You should also look at whether DocumentCloud or something similar should be part of your flow.

Image files:
Stripping metadata is important. There have been exploits against image processing engines, so some kind of minor tweak (as @tomrittervg suggests) might break exploit code, and / or cause it to run on your submission processing server but possibly not make it to readers.

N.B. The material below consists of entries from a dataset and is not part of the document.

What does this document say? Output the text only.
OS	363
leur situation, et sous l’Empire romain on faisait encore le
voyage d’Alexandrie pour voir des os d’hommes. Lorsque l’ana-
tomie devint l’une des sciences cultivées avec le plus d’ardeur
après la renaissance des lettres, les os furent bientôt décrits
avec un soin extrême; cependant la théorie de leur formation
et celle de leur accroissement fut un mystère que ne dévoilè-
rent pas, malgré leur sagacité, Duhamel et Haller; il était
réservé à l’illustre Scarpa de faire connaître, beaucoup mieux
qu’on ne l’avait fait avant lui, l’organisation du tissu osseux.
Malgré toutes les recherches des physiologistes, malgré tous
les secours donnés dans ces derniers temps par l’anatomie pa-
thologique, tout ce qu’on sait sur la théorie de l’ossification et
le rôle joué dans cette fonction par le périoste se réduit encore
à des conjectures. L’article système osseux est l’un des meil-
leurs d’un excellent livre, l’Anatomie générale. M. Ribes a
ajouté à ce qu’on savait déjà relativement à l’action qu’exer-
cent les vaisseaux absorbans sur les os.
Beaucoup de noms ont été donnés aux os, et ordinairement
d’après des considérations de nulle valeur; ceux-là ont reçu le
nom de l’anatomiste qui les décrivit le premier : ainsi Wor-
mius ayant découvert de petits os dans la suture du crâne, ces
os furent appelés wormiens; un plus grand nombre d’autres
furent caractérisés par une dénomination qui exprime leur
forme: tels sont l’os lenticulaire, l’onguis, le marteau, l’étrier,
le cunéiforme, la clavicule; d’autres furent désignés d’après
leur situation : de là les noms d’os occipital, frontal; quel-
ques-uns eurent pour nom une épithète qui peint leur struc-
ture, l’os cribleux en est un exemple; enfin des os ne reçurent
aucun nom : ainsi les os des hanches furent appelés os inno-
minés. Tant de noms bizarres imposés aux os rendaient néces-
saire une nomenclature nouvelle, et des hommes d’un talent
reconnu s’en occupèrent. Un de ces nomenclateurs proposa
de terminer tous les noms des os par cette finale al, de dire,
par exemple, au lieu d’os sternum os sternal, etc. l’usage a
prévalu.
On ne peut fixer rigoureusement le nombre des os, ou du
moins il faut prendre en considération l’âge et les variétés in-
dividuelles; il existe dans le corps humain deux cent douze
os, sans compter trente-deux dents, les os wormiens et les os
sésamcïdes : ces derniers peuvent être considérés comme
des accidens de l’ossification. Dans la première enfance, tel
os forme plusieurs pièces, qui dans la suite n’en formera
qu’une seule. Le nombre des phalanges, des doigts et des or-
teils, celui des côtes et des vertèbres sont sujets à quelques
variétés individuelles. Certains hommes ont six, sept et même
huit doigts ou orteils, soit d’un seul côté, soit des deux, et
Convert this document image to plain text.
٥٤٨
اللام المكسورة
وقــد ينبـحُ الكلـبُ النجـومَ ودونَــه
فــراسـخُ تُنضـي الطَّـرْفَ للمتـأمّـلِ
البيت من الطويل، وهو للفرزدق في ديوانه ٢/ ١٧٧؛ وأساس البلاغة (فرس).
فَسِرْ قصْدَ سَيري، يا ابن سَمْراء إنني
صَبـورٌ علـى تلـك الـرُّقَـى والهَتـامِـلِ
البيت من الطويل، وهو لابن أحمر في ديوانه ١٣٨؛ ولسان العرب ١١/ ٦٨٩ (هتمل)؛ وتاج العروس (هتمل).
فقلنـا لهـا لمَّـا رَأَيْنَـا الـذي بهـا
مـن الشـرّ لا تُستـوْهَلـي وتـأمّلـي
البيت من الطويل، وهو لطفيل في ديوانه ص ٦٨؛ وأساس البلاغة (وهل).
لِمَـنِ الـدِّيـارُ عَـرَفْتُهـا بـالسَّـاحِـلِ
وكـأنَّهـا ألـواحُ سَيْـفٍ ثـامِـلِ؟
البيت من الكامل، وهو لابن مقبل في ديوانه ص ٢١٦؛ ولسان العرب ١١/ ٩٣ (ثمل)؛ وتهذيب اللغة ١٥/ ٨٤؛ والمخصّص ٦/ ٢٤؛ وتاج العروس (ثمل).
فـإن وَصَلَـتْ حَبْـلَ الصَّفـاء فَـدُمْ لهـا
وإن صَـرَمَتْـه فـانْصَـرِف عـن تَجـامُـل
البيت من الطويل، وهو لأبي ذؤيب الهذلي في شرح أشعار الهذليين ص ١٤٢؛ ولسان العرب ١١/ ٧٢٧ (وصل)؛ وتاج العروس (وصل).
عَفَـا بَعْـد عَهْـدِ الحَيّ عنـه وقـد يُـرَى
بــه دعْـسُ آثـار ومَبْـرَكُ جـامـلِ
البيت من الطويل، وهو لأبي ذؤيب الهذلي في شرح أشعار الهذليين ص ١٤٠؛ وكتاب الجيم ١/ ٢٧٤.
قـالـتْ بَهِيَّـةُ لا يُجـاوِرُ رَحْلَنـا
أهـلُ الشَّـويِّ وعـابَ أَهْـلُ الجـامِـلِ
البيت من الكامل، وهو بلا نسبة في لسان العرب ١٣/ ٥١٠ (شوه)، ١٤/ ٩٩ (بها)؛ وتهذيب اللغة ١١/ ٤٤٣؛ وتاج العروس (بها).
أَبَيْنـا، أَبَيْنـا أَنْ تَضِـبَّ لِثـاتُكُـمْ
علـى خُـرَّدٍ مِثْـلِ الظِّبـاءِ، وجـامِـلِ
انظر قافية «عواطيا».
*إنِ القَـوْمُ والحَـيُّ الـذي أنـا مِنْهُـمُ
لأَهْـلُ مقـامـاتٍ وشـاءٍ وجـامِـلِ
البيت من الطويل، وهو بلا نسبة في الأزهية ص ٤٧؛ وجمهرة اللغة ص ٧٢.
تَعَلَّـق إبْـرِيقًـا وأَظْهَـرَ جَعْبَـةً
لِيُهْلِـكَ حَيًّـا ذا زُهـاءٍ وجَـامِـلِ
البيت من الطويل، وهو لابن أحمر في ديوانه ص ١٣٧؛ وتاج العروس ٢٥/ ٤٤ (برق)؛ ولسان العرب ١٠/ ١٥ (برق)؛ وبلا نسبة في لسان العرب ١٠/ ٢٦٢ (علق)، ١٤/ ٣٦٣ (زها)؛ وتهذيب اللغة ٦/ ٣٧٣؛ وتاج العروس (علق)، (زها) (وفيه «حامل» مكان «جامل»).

To give you an idea of what you might need to worry about on your server: there was a recent series of exploits found against ImageMagick, which is often used for image processing. https://imagetragick.com/

Video & Audio files:
I'm less knowledgeable about issues with video and audio files, but you should seek to strip metadata at a minimum. Transcoding video and audio might be necessary for practical (storage & bandwidth) reasons. This would generally rearrange the data and likely break any exploits. The audio / video processing software could trigger exploits, but this would again likely prevent readers from being exposed.

I suggest that you do the processing of submissions on a separate server / virtual machine, and periodically destroy the VM and replace it. This will help wipe out anyone that might have broken in through a file exploit, if that exploit was subsequently patched. You should also be able to monitor it decently from a security standpoint, since it does not need to do anything other than process files. If you use a DevOps automation tool like ansible or puppet, the work involved in creating new VMs will be minimal.


#5

One more note on metadata - Metadata Anonymisation Toolkit (MAT) will strip metadata from many file formats. I would still recommend the other transformations above to break potential exploits.

MAT is part of the Tails project, but there's also a Debian package and git repo that should work on most Linux systems.
https://mat.boum.org/


#6

Definitely strip metadata, this is the prime concern. There are many tools out there to do this (thank you other posters! thank you developers) but if you absolutely need to get foolproof, I recommend two very simple solutions:

1) Print it out, then scan it.
2) Open the file on your computer, then take a screenshot.

Both of these work on the principle that you are making a visual copy, so what you see is guaranteed to be exactly what you get.

Then read the documents and think about all the other problems that are not metadata... if you were an investigator who wanted to find the source, is there some way this material would narrow down the suspect list?

  • Jonathan

#7

Smart stuff, thanks Jason.


#8

Has anyone tried this USB sanitizer?

CIRCLean is a independent hardware solution to clean documents from untrusted (obtained) USB keys / USB sticks. The device converts automatically untrusted documents into a readable format and stores these clean files on a trusted (user owned) USB key/stick.

https://www.circl.lu/projects/CIRCLean/


#9

The general approach I'd recommend is preserving the good rather than removing the bad. In other words, extract the content from the user-submitted file and use it to create a new file. This is easier and more reliable than trying to remove malware, metadata, etc, from the original file, because you know what the content's supposed to look like, and you can be sure that your newly created file contains only what you've put into it.

For example, convert an uploaded image to an uncompressed bitmap (BMP). If your images need to be served in a compressed format like JPEG or PNG, you can convert the clean bitmap into that format. Likewise, convert an uploaded MP3 file to an uncompressed WAV. Then you can recompress to MP3 if necessary, knowing that any extra data hidden in the original MP3 has been removed.

To convert a PDF to a folder full of bitmaps and then back to a PDF, you can use something like the following (on Linux with ImageMagick):


convert -density 300 dirty.pdf page-%02d.bmp
convert -density 300 page-*.bmp -compress lzw clean.pdf

LibreOffice can convert DOCX and other supported formats to PDF on the command line using something like the following:

loffice --headless --convert-to pdf dirty.docx

I second @jason_nstar's point that conversion should be done inside some kind of sandbox, otherwise malware in the original files may infect the system doing the conversion. Recent vulnerabilities in ImageMagick are very relevant here.